Corte de 3 mil cargos comissionados marca gestão interina no Rio; Lula apoia ‘conserto’ do estado

O governo interino do Rio de Janeiro, sob o comando de Ricardo Couto, já exonerou mais de 3 mil servidores comissionados e ocupantes de cargos de confiança desde o início da gestão, conforme levantamentos oficiais divulgados nesta terça-feira. A medida, que visa reduzir gastos e combater o clientelismo na máquina pública, recebeu elogios do presidente Luiz Inácio Lula da Silva, que afirmou que Couto pode ‘consertar’ o estado. A declaração foi feita durante reunião em Brasília, onde Lula destacou a necessidade de ‘moralização’ da administração estadual.

Os dados, obtidos pela Secretaria de Planejamento e Gestão, indicam que o corte atingiu principalmente cargos de livre nomeação em secretarias e órgãos da administração indireta. A redução representa uma economia estimada em R$ 150 milhões anuais, recursos que serão redirecionados para áreas prioritárias como saúde e educação. A ação é parte de um pacote de medidas de austeridade anunciado por Couto ao assumir o cargo, após a renúncia do governador anterior.

O presidente Lula, em declaração à imprensa, afirmou que ‘o Rio precisa de um choque de gestão’ e que Ricardo Couto ‘tem competência e determinação para consertar o que estava errado’. A fala do chefe do Executivo federal ocorre em meio a um cenário político conturbado no estado, marcado por denúncias de corrupção e crise fiscal. Lula também ressaltou que o governo federal está disposto a colaborar com a interventoria, especialmente em projetos de infraestrutura e segurança pública.

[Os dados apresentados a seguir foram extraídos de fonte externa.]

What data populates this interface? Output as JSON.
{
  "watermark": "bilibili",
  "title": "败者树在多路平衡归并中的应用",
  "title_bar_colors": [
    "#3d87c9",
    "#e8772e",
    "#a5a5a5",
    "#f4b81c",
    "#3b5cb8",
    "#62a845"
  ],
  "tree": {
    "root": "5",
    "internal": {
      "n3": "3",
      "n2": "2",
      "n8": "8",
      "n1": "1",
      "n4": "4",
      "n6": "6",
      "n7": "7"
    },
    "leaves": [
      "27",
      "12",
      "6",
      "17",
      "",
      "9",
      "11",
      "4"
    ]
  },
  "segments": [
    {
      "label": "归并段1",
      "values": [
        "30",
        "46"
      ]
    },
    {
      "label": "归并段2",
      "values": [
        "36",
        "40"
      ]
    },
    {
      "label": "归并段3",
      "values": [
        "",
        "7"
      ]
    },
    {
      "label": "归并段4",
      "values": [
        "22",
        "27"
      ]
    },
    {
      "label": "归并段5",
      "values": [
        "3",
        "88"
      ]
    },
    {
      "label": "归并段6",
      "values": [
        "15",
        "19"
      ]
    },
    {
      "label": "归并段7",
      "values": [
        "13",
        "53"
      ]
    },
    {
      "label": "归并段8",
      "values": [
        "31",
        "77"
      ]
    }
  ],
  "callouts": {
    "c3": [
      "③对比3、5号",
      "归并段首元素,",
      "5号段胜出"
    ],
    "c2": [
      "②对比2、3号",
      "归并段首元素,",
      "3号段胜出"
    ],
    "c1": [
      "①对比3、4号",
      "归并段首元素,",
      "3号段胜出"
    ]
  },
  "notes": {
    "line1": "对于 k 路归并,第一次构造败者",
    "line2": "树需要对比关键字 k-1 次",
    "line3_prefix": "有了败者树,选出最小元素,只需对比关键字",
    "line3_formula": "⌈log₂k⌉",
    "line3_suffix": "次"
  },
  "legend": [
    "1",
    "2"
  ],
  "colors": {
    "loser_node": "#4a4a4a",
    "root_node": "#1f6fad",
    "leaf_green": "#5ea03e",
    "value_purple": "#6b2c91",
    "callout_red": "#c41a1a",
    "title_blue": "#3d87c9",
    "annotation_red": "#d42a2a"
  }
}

Panorama político e reações

A exoneração em massa de comissionados gerou reações diversas no cenário político fluminense. Enquanto partidos de oposição criticam a medida como ‘autoritária’ e ‘desumana’, aliados do governo interino defendem a iniciativa como necessária para ‘enxugar a máquina’ e ‘acabar com privilégios’. O deputado estadual Carlos Minc (PT) classificou a ação como ‘um passo importante para a moralização do serviço público’, enquanto o líder da oposição na Assembleia Legislativa, Rodrigo Amorim (PSL), afirmou que a medida ‘atinge em cheio servidores que dependem do emprego para sobreviver’.

Especialistas em administração pública apontam que a redução de cargos comissionados é uma tendência em estados com crise fiscal, mas alertam para a necessidade de planejamento para evitar descontinuidade de serviços. O cientista político Jairo Nicolau avalia que ‘a medida é positiva, mas precisa ser acompanhada de uma reforma administrativa mais ampla, que inclua a criação de carreiras de Estado e a profissionalização da gestão’.

O governo interino também anunciou que, nos próximos dias, deve apresentar um plano de reestruturação de secretarias e órgãos, com a fusão de pastas e a extinção de autarquias consideradas ineficientes. A expectativa é que novas exonerações ocorram nas próximas semanas, totalizando até 5 mil cargos cortados até o final do ano.